Les données climatiques contextualisent la gravité de la situation actuelle. Selon le Centre canadien des services climatiques, la fréquence des jours dépassant 30°C a augmenté de 26% depuis les années 1990 à travers le pays. Pendant ce temps, la saison des feux de forêt 2025 a déjà brûlé plus de 3,2 millions d’hectares – plus que la moyenne décennale pour une saison entière, avec les mois les plus actifs encore à venir.
Les responsables de la santé publique soulignent que même une brève exposition aux conditions actuelles peut être dangereuse. La Dre Leanne Morris, pneumologue à l’Hôpital général de Vancouver, a constaté une augmentation des patients souffrant de détresse respiratoire.
« Nous voyons des individus autrement en bonne santé développer des symptômes uniquement à cause de la qualité de l’air, » a expliqué la Dre Morris. « Lorsque cela se combine avec une chaleur extrême, le stress physiologique devient important, particulièrement pour quiconque souffrant de conditions sous-jacentes. »
Pour les communautés déjà aux prises avec des inégalités sociales, la crise amplifie les vulnérabilités existantes. Dans le quartier Parc-Extension de Montréal, où de nombreuses résidences manquent de climatisation, des organismes communautaires ont établi un réseau impromptu d’espaces frais.
Jamila Hassan, qui coordonne un réseau d’entraide local, a décrit l’effort communautaire : « Nous avons identifié des personnes âgées vivant seules et des familles dans des appartements sans refroidissement adéquat. Ensuite, nous les avons jumelées avec des voisins qui ont la climatisation et qui sont prêts à partager leur espace. »
Ces réponses locales mettent en lumière à la fois la résilience communautaire émergeant de la crise et les lacunes systémiques nécessitant attention.
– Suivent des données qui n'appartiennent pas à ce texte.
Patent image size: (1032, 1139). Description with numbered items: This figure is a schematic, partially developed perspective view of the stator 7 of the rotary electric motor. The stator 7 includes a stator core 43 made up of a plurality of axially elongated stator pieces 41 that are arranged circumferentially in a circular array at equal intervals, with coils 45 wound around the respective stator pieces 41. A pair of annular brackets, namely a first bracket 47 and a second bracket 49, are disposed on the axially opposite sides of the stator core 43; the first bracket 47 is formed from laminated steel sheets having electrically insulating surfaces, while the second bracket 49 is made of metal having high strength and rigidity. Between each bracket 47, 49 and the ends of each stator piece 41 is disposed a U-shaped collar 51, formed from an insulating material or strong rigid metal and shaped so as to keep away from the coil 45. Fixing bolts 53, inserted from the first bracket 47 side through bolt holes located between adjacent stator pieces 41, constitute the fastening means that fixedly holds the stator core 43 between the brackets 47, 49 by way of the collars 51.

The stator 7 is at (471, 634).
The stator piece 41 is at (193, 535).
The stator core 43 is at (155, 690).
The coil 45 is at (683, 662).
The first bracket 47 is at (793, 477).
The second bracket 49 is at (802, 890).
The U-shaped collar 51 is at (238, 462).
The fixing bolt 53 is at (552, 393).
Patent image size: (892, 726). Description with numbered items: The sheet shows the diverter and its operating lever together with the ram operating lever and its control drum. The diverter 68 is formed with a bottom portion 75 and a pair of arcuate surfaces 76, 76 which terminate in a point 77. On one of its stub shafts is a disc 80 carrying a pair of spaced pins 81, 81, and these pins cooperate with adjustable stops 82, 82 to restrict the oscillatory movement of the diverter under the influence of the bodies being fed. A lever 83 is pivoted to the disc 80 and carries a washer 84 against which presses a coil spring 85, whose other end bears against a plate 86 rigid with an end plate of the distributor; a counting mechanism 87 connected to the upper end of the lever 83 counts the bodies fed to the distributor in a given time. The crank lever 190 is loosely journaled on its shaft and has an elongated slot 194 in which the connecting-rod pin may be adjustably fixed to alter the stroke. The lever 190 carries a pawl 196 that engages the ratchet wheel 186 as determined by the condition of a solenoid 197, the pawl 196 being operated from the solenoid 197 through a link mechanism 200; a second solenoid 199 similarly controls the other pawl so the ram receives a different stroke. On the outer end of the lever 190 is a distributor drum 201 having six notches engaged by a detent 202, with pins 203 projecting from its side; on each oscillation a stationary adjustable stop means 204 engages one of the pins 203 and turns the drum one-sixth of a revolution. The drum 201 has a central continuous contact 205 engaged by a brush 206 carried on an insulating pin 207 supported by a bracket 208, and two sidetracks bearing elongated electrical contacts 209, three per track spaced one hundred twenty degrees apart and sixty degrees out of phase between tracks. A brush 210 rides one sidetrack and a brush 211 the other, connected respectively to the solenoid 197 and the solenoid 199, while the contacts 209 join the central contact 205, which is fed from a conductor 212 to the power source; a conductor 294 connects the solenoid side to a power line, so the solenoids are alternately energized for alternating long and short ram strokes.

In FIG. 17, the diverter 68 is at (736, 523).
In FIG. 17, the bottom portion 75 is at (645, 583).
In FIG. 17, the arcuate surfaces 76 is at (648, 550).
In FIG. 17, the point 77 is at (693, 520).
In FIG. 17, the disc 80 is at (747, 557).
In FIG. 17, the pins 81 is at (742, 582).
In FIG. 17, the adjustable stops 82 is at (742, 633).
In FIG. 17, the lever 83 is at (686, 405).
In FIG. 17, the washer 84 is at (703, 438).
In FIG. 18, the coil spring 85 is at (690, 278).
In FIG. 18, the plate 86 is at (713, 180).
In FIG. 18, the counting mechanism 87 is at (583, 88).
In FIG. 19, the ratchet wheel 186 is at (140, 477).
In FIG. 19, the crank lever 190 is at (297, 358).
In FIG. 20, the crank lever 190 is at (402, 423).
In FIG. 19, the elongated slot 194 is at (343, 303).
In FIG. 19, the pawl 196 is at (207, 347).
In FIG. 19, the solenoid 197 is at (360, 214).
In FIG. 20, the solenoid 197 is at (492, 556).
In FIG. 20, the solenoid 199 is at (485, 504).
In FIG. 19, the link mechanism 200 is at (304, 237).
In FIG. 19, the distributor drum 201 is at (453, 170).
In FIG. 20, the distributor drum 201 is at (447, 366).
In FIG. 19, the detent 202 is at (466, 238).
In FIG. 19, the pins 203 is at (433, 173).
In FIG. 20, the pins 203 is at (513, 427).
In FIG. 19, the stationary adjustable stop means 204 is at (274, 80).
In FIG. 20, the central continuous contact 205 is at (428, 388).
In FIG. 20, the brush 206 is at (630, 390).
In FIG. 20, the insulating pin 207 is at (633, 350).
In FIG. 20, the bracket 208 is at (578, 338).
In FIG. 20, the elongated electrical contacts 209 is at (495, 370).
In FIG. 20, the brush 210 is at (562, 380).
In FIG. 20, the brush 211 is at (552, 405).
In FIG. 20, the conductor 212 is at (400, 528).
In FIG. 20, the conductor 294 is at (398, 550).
Les urbanistes et les experts en santé publique avertissent depuis longtemps que l’infrastructure du Canada n’était pas conçue pour les réalités climatiques auxquelles nous faisons face maintenant.
« Il ne s’agit pas seulement d’événements météorologiques extrêmes, » a expliqué le Dr Carlos Menendez, chercheur en santé environnementale à l’Université McGill. « Il s’agit du décalage fondamental entre notre environnement bâti et le climat vers lequel nous nous dirigeons. La plupart des villes canadiennes ont été conçues pour un climat qui n’existe plus. »
Alors que les Canadiens s’adaptent à ce que de nombreux scientifiques suggèrent comme devenant plus courant dans les années à venir, la conversation se déplace nécessairement vers la résilience à long terme. Les communautés réimaginent les espaces publics, les codes du bâtiment et les systèmes d’intervention d’urgence.
De retour à Winnipeg, alors que la soirée n’apportait que peu de soulagement à la chaleur oppressante de la journée, Maria Suarez réfléchissait aux changements dont elle a été témoin. « Les saisons ne suivent plus les modèles avec lesquels j’ai grandi, » a-t-elle dit. « Je m’inquiète pour mes petits-enfants—quel genre de Canada vont-ils hériter? »
C’est une question qui résonne dans les cuisines et les centres communautaires à travers le pays alors que les Canadiens naviguent dans cet été d’extrêmes, adaptant leurs routines quotidiennes tout en contemplant un avenir où de telles conditions pourraient devenir la nouvelle normalité.